Benny decides he wants one too, so night after night he listens outside his
parents’ bedroom for any strange noises and, sure enough, eventually he hears
some banging and groaning from the other side of the door. He walks in and
catches his parents in the act, so his dad offers him anything he wants to keep
quiet about the whole affair. Benny immediately says, “I want a watch.”
The dad sighs and says, “Alright, but go and stand in the corner and don’t
make any noise.”
 
There was a guy who was struggling to decide what to wear to go to a
costume party... Then he had a bright idea.
When the host answered the door, he found the guy standing there wearing
only underwear.
“What the hell are you supposed to be?” asked the host.
“A premature ejaculation,” said the man. “I just came in my underpants!”
 
Two 90-year-olds had been dating for a while, when the man told the woman,
“Well, tonight’s the night we have sex!”
And so they did.
As they are lying in bed afterward, the man thinks to himself: My God, if I
knew she was a virgin, I would have been much more gentle with her!
And the woman was thinking to herself: My God, if I knew the old geezer
could actually get it up, I would have taken off my panty hose!
 
A pianist was hired to play background music for a movie. When it was
completed he asked when and where he could see the picture. The producer
sheepishly confessed that it was actually a porno film and it was due out in a
month.
A month later, the musician went to a porno theater to see it. With his collar
up and dark glasses on, he took a seat in the back row, next to a couple who also
seemed to be in disguise.
The movie was even raunchier than he had feared, featuring group sex, S/M
and even a dog.
After a while, the embarrassed pianist turned to the couple and said, “I’m only
here to listen to the music.”
“Yeah?” replied the man. “We’re only here to see our dog.”
 
It was the mailman’s last day on the job after 35 years of carrying the mail
through all kinds of weather to the same neighborhood.
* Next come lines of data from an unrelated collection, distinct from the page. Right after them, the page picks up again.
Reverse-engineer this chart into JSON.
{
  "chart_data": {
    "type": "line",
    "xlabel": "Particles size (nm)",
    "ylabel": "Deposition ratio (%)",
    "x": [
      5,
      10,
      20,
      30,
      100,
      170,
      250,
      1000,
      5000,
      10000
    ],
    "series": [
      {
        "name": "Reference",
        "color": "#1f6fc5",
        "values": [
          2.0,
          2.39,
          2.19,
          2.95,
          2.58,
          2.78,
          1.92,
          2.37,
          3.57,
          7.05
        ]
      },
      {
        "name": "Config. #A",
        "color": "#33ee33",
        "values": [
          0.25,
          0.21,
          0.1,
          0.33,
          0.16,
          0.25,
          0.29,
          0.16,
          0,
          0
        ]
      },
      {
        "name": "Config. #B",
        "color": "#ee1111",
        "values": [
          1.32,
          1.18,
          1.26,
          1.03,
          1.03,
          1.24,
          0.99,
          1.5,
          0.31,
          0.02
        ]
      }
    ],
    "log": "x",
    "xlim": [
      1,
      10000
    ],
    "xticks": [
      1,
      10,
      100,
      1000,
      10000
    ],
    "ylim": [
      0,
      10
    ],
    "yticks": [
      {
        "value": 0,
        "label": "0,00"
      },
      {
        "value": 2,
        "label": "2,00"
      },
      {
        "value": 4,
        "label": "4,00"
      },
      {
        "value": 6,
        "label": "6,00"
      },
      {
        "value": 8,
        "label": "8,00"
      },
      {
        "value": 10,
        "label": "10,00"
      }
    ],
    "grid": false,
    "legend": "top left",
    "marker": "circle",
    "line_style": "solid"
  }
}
When he arrived at the first house on his route he was greeted by the whole
family there, who congratulated him and sent him on his way with a big gift
envelope.
At the second house they presented him with a box of fine cigars. The folks at
the third house handed him a selection of terrific fishing lures.
At the fourth house he was met at the door by a strikingly beautiful woman in
a revealing negligee. She took him by the hand, gently led him through the door,
and led him up the stairs to the bedroom where she blew his mind with the most
passionate love he had ever experienced.
When he had had enough they went downstairs, where she made him a full
breakfast with a cup of steaming coffee.
As she was pouring the coffee, he noticed a $5 bill sticking out from under the
cup’s bottom edge. “All this is just too wonderful for words,” he said, “but
what’s the money for?”
“Well,” she said, “last night I told my husband that today would be your last
day, and that we should do something special for you. I asked him what to give
you and he said, ‘Fuck him, give him a fiver.’”
The lady then said, “The breakfast was my idea.”